One possible response to coloring books is that these prefabricated images inhibit children's creativity by forcing children to keep within the lines. However, it is equally possible to inhibit children's creativity by telling children that they have to paint or draw in a particular fashion and other ways are 'wrong.' Furthermore, some artistic training can be helpful in awakening a child's creativity. Teach a child the basics of sketching, working with clay, weaving, or other techniques that are not natural to the child, and the child can become more truly and deeply creative within the discipline of that branch of art.

Sometimes, without prompting, children can fall into thinking in cliches -- cliches are everywhere, cliches are what we consider 'culture.' That is why, when prompted to be creative, children may reproduce cartoons or stock images.
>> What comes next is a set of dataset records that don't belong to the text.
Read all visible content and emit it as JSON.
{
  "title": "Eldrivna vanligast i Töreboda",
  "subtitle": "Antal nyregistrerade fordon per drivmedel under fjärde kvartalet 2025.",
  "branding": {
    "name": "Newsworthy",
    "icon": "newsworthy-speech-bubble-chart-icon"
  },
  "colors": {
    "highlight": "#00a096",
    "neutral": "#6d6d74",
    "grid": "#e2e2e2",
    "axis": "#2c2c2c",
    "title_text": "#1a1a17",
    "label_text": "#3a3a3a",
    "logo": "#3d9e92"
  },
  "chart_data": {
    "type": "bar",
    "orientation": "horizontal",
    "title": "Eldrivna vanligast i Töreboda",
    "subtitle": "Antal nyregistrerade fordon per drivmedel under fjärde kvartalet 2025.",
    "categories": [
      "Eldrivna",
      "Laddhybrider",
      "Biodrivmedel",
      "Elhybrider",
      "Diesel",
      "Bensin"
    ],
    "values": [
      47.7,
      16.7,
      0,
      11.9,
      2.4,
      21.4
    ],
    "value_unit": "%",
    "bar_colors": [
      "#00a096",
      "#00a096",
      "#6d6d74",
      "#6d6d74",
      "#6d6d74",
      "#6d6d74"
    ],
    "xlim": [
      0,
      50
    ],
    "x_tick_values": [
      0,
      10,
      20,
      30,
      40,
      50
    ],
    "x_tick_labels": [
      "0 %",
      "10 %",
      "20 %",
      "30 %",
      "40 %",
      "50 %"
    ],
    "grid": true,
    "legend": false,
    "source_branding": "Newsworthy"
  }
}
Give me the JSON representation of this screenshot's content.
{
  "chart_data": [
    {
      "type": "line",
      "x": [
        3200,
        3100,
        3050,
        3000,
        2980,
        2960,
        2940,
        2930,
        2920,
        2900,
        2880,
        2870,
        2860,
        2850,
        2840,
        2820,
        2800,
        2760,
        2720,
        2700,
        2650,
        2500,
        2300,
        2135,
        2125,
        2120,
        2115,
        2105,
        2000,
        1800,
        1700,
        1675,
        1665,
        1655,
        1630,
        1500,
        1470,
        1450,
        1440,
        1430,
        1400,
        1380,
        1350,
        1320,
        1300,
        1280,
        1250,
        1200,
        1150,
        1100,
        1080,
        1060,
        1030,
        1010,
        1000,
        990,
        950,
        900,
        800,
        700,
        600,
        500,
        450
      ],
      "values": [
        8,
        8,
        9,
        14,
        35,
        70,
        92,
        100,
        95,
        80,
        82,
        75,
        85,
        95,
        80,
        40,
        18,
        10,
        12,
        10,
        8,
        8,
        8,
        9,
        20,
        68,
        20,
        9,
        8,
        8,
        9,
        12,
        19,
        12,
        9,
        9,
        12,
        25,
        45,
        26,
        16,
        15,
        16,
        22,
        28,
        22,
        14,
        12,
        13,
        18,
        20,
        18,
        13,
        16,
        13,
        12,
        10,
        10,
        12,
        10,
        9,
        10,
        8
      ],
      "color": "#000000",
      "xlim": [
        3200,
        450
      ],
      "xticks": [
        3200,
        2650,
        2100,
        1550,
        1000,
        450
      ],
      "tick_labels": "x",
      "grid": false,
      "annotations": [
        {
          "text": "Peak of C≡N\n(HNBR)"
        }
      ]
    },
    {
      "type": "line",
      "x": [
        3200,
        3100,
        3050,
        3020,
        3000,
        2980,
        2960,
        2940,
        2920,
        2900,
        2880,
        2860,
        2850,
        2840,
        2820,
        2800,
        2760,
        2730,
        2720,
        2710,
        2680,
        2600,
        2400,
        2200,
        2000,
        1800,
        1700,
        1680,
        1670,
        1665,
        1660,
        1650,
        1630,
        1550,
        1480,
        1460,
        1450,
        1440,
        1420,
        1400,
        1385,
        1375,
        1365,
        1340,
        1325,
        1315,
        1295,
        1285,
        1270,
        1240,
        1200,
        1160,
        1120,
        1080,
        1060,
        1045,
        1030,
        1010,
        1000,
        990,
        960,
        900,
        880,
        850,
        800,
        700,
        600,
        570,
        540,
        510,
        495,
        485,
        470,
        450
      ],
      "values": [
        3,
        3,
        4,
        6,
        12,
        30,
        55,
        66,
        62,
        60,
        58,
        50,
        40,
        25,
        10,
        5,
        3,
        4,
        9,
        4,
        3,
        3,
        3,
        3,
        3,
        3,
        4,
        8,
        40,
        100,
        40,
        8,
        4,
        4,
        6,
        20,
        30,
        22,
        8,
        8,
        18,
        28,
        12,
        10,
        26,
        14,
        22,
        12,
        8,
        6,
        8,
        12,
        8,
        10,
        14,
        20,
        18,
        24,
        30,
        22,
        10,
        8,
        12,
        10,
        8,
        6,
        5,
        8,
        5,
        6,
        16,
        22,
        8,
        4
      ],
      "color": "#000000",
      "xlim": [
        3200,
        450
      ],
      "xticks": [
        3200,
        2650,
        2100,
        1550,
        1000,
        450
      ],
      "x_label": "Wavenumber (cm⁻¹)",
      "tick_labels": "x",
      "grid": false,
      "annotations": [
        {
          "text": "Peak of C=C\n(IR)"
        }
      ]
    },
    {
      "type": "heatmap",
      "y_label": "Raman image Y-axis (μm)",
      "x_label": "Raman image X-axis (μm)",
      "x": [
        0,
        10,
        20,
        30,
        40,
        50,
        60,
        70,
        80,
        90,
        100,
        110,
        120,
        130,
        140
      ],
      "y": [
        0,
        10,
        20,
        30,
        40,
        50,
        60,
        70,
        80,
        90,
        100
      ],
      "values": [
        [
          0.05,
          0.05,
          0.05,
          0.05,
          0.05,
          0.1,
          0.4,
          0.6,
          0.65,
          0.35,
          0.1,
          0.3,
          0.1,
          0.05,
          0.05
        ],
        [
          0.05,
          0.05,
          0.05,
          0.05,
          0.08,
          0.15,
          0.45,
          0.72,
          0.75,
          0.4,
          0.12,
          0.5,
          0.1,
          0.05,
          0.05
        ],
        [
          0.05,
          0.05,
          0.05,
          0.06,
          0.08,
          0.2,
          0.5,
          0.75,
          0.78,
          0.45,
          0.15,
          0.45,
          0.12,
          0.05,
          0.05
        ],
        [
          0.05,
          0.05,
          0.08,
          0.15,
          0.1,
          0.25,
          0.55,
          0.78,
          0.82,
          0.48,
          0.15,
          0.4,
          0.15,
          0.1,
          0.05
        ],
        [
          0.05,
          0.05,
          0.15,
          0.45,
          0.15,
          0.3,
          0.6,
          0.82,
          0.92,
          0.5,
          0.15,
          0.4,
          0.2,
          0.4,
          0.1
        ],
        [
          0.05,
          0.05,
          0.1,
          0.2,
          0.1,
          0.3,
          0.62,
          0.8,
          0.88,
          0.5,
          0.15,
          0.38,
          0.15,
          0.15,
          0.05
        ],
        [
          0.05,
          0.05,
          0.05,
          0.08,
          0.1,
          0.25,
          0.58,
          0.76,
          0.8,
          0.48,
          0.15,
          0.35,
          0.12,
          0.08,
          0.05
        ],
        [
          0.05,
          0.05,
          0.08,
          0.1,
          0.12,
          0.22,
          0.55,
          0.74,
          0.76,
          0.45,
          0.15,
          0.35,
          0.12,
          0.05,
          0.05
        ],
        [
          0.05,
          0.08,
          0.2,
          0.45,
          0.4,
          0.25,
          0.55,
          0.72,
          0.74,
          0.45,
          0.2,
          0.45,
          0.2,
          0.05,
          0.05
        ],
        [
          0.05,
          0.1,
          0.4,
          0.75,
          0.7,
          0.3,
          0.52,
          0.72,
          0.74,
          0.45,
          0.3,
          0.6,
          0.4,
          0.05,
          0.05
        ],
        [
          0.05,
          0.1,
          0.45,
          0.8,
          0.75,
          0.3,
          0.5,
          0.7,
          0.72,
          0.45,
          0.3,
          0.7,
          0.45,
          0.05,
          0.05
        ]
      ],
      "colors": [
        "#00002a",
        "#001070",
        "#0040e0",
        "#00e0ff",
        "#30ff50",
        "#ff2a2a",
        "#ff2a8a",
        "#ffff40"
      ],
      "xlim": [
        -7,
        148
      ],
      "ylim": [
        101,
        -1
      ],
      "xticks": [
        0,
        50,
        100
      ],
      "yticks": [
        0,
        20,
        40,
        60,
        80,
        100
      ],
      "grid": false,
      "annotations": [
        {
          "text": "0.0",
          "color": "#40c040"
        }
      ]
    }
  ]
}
Even though these images may not please adults, this is hardly creative. The idea of the naturally creative child is often belied by children who copy their friends' artwork, or the never-ending stream of puppies and Christmas trees in children's drawings. No one exists outside of culture, and it is a difficult thing to be a true nonconformist in art, whether one is a child or an adult.

To truly tap into a deeper wellspring of creativity requires a child to feel as if he or she has a free space to imagine, without the pressures of creating art as it 'should' be done. Encouraging children to draw a 'house that looks like a hat' or asking children to color in a picture of a strawberry in 'every color but red' is one way to urge children to avoid their desire to conform to adult expectations, to do what their friends or doing, or to indulge in the satisfying predictability of routine.

It is less the desire to please adults, or even the pressures of adult assignments that inhibits children: children like routine; they often like the same bedtime story, cartoons, and food. Adults must show warmth and trustworthiness so children will feel they can take risks in art, whether that means risking making a mistake in clay, or coloring in a person's face with a purple crayon.